O direito de família foi reformado, mas a família não: o que resta da lei de 1975?

Há datas que não devem ser arquivadas , mas devem ser tratadas com cautela. Porque elas nos dizem o quanto estamos atrasados e o quanto, apesar das comemorações, ainda estamos. 19 de maio de 1975 é um deles. Naquele dia, há cinquenta anos, a Itália, doze meses após a vitória do referendo sobre o divórcio , continuava o caminho da emancipação de si mesma, aprovando a lei 151 e reformando o direito de família.
Fim do poder familiar, igualdade jurídica entre os cônjuges, comunhão de bens, reconhecimento do trabalho doméstico como contribuição à vida familiar. Uma revolução, no papel. Mas o que resta dessa promessa de emancipação? Em 1975, a lei estabeleceu que marido e mulher tinham os mesmos direitos e deveres . Não antes. Primeiro, ele decidiu. Ela se apresentou. Antes, ele trazia o dinheiro, ela o sobrenome. Ele era a “cabeça”, ela era o “pescoço”. E se essa metáfora soa estranha hoje, é porque durante meio século fingimos tê-la superado, enquanto ainda lutamos para resolver a quadratura do círculo das desigualdades de gênero.
A família mudou, mas não o suficienteEm cinquenta anos, a família mudou, sim . Mas não o suficiente. As mães trabalham (quando podem), separam-se (se podem), criam os filhos sozinhas e sustentam economias familiares inteiras . Mas se um pai morre, ninguém pergunta quem criará os filhos. Se uma mãe morre, todos perguntam. A lei mudou sua forma, mas a substância ainda é moldada pelo patriarcado. Silencioso, sutil, não mais “codificado”, mas profundamente incorporado.
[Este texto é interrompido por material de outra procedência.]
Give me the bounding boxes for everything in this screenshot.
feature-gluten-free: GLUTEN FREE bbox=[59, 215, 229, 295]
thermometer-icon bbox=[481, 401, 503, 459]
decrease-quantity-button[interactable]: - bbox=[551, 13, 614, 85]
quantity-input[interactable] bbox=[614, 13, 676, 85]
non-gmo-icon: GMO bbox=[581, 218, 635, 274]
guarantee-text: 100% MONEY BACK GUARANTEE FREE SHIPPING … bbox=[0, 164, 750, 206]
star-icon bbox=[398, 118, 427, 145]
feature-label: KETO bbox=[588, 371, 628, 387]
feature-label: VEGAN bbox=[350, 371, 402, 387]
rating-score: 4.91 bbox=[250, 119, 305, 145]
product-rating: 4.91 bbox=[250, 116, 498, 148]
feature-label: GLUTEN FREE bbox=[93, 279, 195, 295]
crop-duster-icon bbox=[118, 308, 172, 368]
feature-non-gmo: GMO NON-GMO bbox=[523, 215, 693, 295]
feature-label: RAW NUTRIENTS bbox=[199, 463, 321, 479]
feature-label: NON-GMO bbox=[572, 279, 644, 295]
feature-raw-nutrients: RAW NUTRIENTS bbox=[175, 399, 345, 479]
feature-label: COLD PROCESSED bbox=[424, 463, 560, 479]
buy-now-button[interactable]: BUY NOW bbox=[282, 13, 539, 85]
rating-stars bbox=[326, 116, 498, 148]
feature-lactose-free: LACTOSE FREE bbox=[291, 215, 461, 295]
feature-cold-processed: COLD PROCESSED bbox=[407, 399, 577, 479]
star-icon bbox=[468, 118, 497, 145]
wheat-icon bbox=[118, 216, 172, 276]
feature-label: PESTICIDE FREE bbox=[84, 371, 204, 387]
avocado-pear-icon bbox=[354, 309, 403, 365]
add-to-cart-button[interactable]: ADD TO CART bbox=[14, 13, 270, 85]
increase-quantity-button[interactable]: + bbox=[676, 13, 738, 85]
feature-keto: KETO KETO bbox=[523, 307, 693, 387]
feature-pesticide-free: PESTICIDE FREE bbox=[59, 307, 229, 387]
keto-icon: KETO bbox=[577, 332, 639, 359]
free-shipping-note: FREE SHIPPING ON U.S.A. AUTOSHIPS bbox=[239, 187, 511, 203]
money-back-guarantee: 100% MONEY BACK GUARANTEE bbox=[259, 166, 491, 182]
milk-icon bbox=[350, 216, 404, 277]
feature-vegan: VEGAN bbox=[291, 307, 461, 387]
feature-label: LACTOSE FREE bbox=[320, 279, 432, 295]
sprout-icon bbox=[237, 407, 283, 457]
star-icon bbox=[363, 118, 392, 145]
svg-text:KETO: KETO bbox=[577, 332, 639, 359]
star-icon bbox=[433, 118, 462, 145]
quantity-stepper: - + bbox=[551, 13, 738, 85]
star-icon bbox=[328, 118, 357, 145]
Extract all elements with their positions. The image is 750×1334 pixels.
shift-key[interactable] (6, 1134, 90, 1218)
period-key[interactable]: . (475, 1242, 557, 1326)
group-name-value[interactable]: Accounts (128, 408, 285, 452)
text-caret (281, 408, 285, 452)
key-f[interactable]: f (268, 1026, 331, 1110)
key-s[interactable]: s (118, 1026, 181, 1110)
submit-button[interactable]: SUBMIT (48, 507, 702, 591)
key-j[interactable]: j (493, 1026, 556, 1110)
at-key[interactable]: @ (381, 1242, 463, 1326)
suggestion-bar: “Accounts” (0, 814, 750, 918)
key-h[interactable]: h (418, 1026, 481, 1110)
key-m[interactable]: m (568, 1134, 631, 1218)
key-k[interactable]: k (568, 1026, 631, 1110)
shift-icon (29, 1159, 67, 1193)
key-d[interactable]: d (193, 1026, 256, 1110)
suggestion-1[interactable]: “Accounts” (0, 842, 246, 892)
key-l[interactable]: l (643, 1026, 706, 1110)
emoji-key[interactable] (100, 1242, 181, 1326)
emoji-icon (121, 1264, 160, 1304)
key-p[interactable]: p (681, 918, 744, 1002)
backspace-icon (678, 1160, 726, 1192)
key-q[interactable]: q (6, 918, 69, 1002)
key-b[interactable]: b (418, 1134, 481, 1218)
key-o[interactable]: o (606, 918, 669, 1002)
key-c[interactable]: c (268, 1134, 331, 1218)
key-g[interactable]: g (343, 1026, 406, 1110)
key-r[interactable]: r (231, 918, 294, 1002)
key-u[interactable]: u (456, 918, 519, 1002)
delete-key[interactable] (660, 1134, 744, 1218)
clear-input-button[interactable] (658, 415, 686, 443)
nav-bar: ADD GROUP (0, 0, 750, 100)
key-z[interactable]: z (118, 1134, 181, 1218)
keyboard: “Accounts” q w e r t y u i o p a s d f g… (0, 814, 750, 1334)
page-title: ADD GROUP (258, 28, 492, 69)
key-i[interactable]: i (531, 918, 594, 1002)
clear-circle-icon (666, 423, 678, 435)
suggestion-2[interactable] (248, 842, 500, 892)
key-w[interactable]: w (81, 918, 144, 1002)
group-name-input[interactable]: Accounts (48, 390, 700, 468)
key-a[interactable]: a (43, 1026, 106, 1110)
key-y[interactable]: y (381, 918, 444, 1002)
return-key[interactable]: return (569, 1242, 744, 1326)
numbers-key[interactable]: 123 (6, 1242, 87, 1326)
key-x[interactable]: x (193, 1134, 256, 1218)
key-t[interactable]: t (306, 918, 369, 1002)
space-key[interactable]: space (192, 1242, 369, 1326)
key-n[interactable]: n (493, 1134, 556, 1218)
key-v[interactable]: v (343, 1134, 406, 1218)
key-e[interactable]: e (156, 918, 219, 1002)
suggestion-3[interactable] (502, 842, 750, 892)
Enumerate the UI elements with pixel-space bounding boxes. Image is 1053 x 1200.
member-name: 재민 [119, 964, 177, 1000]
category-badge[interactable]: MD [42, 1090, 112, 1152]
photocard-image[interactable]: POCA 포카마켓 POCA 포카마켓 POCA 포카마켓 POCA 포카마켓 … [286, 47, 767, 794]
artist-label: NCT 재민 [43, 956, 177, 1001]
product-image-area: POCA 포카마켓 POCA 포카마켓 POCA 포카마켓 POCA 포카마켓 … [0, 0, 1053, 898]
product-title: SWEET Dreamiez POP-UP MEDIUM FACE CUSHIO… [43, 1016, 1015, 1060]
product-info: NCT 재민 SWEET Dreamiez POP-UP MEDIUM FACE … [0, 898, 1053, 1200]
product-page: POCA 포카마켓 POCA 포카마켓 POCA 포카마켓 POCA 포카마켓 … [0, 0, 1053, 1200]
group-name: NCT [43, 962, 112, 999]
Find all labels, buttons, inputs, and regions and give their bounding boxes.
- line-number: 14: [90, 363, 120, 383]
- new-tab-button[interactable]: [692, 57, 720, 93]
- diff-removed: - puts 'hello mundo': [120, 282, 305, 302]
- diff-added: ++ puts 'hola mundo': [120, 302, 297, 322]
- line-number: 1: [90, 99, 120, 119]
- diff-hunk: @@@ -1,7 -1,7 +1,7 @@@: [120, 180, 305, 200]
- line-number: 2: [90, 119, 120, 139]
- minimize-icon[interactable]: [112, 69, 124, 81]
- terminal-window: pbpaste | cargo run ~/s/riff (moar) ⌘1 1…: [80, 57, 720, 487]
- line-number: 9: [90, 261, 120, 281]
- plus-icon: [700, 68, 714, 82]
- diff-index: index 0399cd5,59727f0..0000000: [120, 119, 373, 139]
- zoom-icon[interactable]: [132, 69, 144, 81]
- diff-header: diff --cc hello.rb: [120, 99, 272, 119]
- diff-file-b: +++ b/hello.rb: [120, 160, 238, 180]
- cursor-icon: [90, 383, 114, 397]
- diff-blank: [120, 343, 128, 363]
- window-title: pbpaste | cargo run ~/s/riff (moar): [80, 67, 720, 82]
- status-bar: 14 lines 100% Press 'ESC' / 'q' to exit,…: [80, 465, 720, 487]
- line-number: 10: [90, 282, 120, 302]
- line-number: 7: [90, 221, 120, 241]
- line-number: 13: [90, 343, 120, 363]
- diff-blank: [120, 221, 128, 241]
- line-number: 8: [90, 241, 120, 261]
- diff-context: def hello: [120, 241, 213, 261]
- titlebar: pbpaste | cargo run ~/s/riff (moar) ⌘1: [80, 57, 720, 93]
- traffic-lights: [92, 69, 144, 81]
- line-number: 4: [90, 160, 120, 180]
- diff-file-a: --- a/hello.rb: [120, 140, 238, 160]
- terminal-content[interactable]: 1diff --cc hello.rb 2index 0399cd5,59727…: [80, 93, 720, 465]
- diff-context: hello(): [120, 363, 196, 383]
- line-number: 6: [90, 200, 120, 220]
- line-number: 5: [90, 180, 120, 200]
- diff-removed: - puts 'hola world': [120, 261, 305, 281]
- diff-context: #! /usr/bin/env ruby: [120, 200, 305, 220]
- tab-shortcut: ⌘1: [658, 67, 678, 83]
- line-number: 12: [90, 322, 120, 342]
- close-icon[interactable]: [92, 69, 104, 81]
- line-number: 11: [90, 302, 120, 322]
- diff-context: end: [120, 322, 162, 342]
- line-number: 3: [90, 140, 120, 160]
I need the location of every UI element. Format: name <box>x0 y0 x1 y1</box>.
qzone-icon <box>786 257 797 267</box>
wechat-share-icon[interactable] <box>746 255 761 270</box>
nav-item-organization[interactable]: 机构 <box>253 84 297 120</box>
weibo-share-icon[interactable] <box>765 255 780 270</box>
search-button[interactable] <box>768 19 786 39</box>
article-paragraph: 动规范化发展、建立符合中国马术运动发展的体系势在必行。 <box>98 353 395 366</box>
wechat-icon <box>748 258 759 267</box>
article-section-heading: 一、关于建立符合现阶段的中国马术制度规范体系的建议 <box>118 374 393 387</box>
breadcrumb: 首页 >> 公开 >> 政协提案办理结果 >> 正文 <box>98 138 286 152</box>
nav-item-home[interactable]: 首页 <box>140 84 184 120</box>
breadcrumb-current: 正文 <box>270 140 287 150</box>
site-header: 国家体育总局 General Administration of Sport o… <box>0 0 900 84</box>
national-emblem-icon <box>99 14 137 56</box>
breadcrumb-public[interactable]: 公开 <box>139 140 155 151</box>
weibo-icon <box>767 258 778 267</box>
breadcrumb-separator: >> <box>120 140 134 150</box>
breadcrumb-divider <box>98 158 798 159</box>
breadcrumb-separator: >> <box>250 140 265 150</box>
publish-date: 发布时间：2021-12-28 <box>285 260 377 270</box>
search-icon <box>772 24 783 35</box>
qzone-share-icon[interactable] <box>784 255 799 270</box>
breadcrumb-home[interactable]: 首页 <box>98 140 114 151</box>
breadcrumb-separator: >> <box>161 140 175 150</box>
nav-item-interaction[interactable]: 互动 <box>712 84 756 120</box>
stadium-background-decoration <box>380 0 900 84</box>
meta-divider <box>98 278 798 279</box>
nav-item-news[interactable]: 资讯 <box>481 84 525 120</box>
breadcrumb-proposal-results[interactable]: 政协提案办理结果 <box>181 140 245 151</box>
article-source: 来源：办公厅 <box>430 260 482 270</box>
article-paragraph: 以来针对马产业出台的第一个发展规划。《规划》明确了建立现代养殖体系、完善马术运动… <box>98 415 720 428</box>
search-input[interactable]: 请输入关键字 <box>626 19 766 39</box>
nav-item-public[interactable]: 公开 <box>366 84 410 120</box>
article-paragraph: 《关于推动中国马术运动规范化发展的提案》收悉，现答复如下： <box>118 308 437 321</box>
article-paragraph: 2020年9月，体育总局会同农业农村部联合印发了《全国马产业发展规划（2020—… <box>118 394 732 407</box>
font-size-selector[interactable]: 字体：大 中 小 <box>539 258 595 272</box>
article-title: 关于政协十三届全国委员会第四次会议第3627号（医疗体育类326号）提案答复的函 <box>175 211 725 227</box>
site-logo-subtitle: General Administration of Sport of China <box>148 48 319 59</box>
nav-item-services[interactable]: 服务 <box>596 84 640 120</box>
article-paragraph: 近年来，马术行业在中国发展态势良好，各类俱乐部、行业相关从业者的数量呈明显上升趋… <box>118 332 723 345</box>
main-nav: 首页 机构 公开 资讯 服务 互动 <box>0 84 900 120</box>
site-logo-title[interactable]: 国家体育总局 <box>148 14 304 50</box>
O que está faltando? O que falta é um sistema de bem-estar social digno desse nome , um que não transfira o fardo do cuidado para as mulheres. Há uma falta de políticas fiscais que recompensem aqueles que compartilham responsabilidades familiares, não aqueles que as delegam. Faltam creches públicas, horários escolares compatíveis com o trabalho, licenças iguais obrigatórias, mecanismos reais de reequilíbrio. Falta vontade de construir uma sociedade em que não seja normal que ela deixe de trabalhar quando nasce um filho. O que falta é a cultura que continua a representar a família como uma “vocação” feminina e não como um projeto partilhado.
O que resta do patriarcadoE depois há o invisível. O legado emocional, simbólico e profundo. Aquele que ainda pergunta “quem veste as calças” no casal. Aquele que segura sobrenomes paternos em placas de identificação, contratos, campainhas. Aquele que faz dos homens “ajudantes” e não “pais”. Aquele que nos convenceu de que a emancipação é um objetivo individual, quando deveria ser um projeto coletivo.
Então não, o patriarcado não é um fantasma . Ela continua lá, nas contas bancárias registradas somente em seu nome, nas promoções negadas a ela, nas sentenças dos tribunais perguntando "por que ela não foi embora", nas manchetes de jornais que falam de um "desabafo repentino". Está nas leis que não são feitas, nas sentenças que não protegem, nos centros de aconselhamento fechados, nos corpos que são julgados, nos empregos que não são pagos. A reforma de 1975 nos deu um léxico, mas ainda não produziu uma gramática da igualdade. Não basta dizer “igual” se o mundo continua a recompensar aqueles que nasceram com privilégios impostos a eles. Cinquenta anos depois, a única vitória que podemos comemorar é a das mulheres que continuaram lutando, apesar de tudo. Mas o Estado – isso é verdade – ainda está muito atrás. O direito de família foi reformado. O número da família. E enquanto for a mulher que tiver que se adaptar ao sistema – e não o sistema que acolhe a liberdade das mulheres – continuaremos a chamar de “norma” o que é apenas um legado.
Uma nova reforma é necessária. Não leis. Mas de pensamento . Precisamos de uma política que tenha a coragem de dizer que a igualdade não é uma concessão gentil, mas uma pré-condição para uma sociedade justa. E acima de tudo é preciso que este 19 de maio não seja um feriado para ser comemorado. Mas uma ferida ainda aberta para enfrentar.